Barack Obama and Malcolm X

I’m reading through Obama: From Promise to Power by David Mendell and finding it, so far, not exactly chock-full-of-shocking tidbits. Mendell, a Chicago Tribune reporter, has covered Obama since 1998 and is, so far, following in the footsteps of Obama’s Dreams From My Father, interviewing key figures in Obama’s life. Hopefully the book will get more interesting when we come to Mendell’s natural beat, Chicago politics, but fifty-some pages in, it’s DFMF: The Travelogue.

But there are a few passages that are intriguing.

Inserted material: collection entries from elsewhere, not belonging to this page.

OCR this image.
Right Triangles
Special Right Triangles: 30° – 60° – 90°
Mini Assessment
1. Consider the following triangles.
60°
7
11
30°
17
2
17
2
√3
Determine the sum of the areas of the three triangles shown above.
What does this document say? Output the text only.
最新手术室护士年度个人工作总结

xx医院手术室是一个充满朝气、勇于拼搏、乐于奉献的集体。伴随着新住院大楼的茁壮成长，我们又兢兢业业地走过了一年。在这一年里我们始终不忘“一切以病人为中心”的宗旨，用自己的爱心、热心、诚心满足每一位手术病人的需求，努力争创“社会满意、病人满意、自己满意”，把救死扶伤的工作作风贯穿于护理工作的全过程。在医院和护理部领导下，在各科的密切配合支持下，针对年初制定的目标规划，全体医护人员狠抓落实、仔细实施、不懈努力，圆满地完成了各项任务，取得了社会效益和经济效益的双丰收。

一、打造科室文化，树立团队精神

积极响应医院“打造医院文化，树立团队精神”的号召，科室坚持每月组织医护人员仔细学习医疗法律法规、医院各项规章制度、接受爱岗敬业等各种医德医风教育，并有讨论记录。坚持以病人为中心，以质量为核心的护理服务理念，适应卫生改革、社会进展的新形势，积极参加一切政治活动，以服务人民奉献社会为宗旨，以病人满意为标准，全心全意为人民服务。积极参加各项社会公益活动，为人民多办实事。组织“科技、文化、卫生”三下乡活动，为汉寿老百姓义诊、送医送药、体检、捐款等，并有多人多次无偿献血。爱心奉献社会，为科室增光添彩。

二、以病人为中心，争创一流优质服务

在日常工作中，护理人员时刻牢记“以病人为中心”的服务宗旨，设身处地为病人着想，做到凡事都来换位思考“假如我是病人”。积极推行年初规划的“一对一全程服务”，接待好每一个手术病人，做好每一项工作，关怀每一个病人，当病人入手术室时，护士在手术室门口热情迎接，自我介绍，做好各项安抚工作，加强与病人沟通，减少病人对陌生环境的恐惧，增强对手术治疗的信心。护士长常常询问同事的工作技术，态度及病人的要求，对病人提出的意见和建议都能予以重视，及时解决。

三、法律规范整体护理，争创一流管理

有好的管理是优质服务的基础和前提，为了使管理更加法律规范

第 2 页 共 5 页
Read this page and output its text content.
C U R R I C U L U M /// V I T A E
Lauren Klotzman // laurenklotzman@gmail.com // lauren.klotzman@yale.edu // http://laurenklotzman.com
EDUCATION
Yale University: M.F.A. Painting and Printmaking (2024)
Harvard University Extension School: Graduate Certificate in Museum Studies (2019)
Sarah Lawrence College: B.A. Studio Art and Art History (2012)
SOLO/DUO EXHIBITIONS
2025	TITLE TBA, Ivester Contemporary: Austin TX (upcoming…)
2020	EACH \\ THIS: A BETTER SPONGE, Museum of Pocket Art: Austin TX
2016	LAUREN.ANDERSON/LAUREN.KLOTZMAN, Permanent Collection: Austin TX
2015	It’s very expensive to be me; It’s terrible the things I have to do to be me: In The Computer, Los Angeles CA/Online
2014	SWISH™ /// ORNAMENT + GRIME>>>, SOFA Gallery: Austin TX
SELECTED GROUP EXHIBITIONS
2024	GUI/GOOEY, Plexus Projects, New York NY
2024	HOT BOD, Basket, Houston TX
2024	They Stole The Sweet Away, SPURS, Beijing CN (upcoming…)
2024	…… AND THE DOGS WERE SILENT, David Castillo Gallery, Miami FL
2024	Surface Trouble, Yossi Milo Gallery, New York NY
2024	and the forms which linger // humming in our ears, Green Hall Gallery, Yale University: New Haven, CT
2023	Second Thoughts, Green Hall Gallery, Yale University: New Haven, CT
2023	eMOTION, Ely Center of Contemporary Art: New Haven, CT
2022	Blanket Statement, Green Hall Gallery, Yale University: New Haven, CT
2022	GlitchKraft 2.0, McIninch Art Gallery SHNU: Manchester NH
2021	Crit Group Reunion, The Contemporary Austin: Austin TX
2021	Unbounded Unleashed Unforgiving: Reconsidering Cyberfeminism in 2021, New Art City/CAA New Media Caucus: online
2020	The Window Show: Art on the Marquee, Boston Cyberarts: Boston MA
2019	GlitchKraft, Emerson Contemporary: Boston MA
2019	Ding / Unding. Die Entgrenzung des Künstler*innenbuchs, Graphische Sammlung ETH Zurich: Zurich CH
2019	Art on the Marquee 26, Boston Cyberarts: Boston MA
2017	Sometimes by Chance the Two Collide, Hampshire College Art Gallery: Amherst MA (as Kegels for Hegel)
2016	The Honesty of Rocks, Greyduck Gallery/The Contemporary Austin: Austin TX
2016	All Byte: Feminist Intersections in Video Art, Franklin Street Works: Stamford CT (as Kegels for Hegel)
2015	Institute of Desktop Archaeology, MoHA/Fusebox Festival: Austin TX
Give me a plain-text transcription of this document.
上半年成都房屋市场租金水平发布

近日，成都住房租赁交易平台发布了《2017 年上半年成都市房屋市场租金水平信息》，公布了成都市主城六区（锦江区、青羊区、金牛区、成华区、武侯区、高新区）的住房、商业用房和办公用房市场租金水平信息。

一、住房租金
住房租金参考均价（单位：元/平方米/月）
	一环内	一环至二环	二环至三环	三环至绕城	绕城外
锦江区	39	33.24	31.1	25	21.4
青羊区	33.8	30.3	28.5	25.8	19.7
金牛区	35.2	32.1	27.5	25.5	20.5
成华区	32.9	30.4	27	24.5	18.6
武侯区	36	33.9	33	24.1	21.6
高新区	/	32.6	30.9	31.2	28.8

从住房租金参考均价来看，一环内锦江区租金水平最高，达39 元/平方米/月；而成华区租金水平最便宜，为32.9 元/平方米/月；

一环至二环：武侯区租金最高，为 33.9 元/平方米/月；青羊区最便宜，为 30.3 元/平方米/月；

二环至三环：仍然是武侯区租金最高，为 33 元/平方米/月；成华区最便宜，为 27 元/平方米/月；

There were few family disagreements, Maya [Obama’s half-sister] said, but Obama and his mother debated emotionally over one topic: Obama’s connection to Malcolm X. His mother tried but failed to understand the anger brewing within the 1960s black nationalist leader, who perhaps was best known for urging his followers to seek black freedom, “by any means necessary.” “She just didn’t understand — and she wanted to,” Maya said. “She was a little naive, and she was very sweet and she was very liberal and she just didn’t understand how anybody who had been subject to discrimination could then be exclusionary in their tactics. She didn’t understand the anger… And I think, although she tried, she was not equipped to help Barack deal with what it is like to be a black man in this country. I don’t think she knew at all how to help him. I think she just wanted him to feel better. She was such a loving mother. She just wanted to make him feel like everything was okay.”